Il miracolo di Maria, Regina dei Santi e del Rosario

MariaIn questo solenne giorno, in cui celebriamo Tutti i Santi, non possiamo certo dimenticare la Regina del cielo: Maria.

E dobbiamo ricordarla ogni giorno, pregando il Santo Rosario e ripetendo in suo nome santo. Sappiamo bene, infatti, quanto questo possa esserci di giovamento e a difesa della nostra anima. Spesso, la pratica fedele e devota, costante, della preghiera mariana ha permesso delle guarigioni impensabili. Oggi ne raccontiamo una.

Il 24 Marzo del 1889 era la vigilia della festa dell’Annunziata, che, dai fedeli di Lecce, era attesa anche come la giornata in cui recitare il primo Mistero del Rosario, relativo alla preghiera dei quindici sabati del mese, secondo la devozione del Santuario di Pompei.

Nell’Istituto di carità delle Piccole Suore Salesiane della città, si accoglievano le bambine sordomute; era appena arrivata Maria Petruni di 8 anni.
Maria, a soli 2 anni, aveva avuto una brutta caduta che le aveva lasciato un ginocchio dolorante. L’arto era rimasto debole e sembrava non volesse più guarire: “Entrata difatti nella Pia Casa di Lecce, non tardò a gonfiarsi e a impedirle di camminare. Un giorno i medici dichiararono che al ginocchio destro della infelice fanciulla si era dimostrata una delle più terribili manifestazioni della scrofola con quel malanno che chiamasi tumor bianco o gonartrocace”.

Tentarono di operarla, ma senza successo, tanto che i medici cominciarono a pensare che Maria avrebbe perso l’uso della gamba: “Intanto lo stato generale dell’inferma peggiorava sempre: il dimagrimento cresceva; una lenta febbre, effetto dell’assorbimento, logorava quella misera esistenza; la tisi era inevitabile.”

Una tale situazione suggerì ai dottori l’amputazione dell’arto, che, tuttavia, poteva essere molto pericolosa, anche letale, vista la fragile costituzione fisica della piccola.
Una Suora, che le stava sempre accanto, le aveva consigliato di pregare tanto la Vergine del Rosario, perché la salvasse, e la bambina cominciò a farlo assiduamente.
“Il 22 di Marzo 1889 la straziata fanciulla, troppo stanca delle sofferenze, nel vedere le sue compagne uscire a passeggio, e lei sempre immobile, sola, in compagnia dei suoi mali insanabili, diede in un pianto dirotto. (…) Venne il giorno 24 Marzo del 1889 (…).

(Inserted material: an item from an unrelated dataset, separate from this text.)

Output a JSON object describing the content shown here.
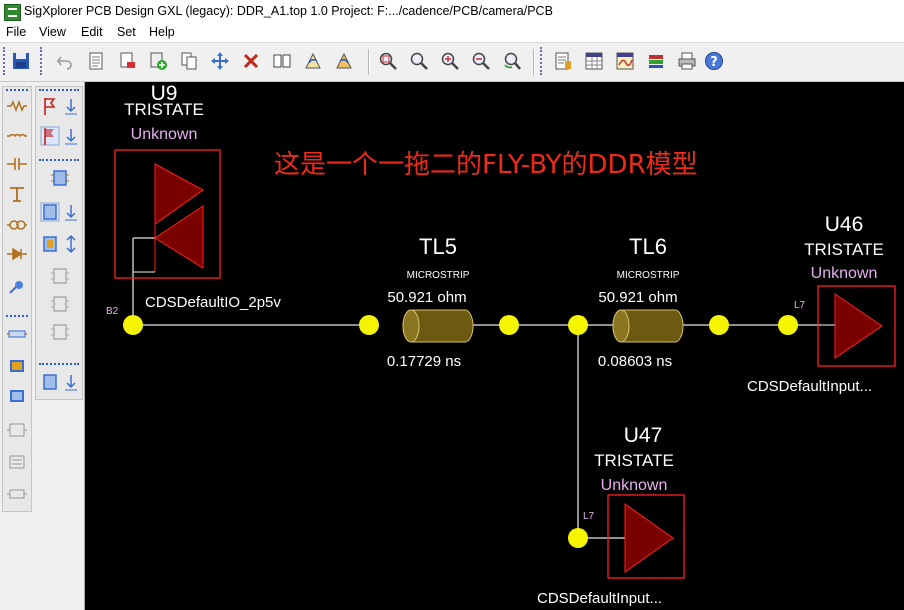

La povera bimba se ne stava seduta secondo il consueto con la gamba distesa, anchilosata, tenendo a sé vicine le grucce, unico appoggio della gracile persona. (…) Suor Caterina guardava con l’occhio pietoso la fanciulla mesta, e, mossa da una fede soprannaturale che le veniva dalla Vergine, prende le grucce e le lancia in aria. Quindi, con linguaggio inteso tra loro, le dice: “Cammina, la Vergine di Pompei ti farà camminare!”.”.

Suor Caterina era colei che le aveva consigliato di chiedere la grazia alla Madonna.
La bambina, a quel comando che nulla aveva di umano, si sentì forte, fece un passo e poi l’altro e riuscì nuovamente a camminare, a correre, a salire su e giù per le scale, davanti alle altre bambine e alle consorelle ancora incredule.
La testimonianza di questa guarigione miracolosa è corredata da una relazione medica del Dottor Oronzio Fiocca di Lecce, nonché dalla firma del Direttore, don Filippo Smaldone, della Superiora e di altre Religiose dell’Istituto in cui la bambina risiedeva.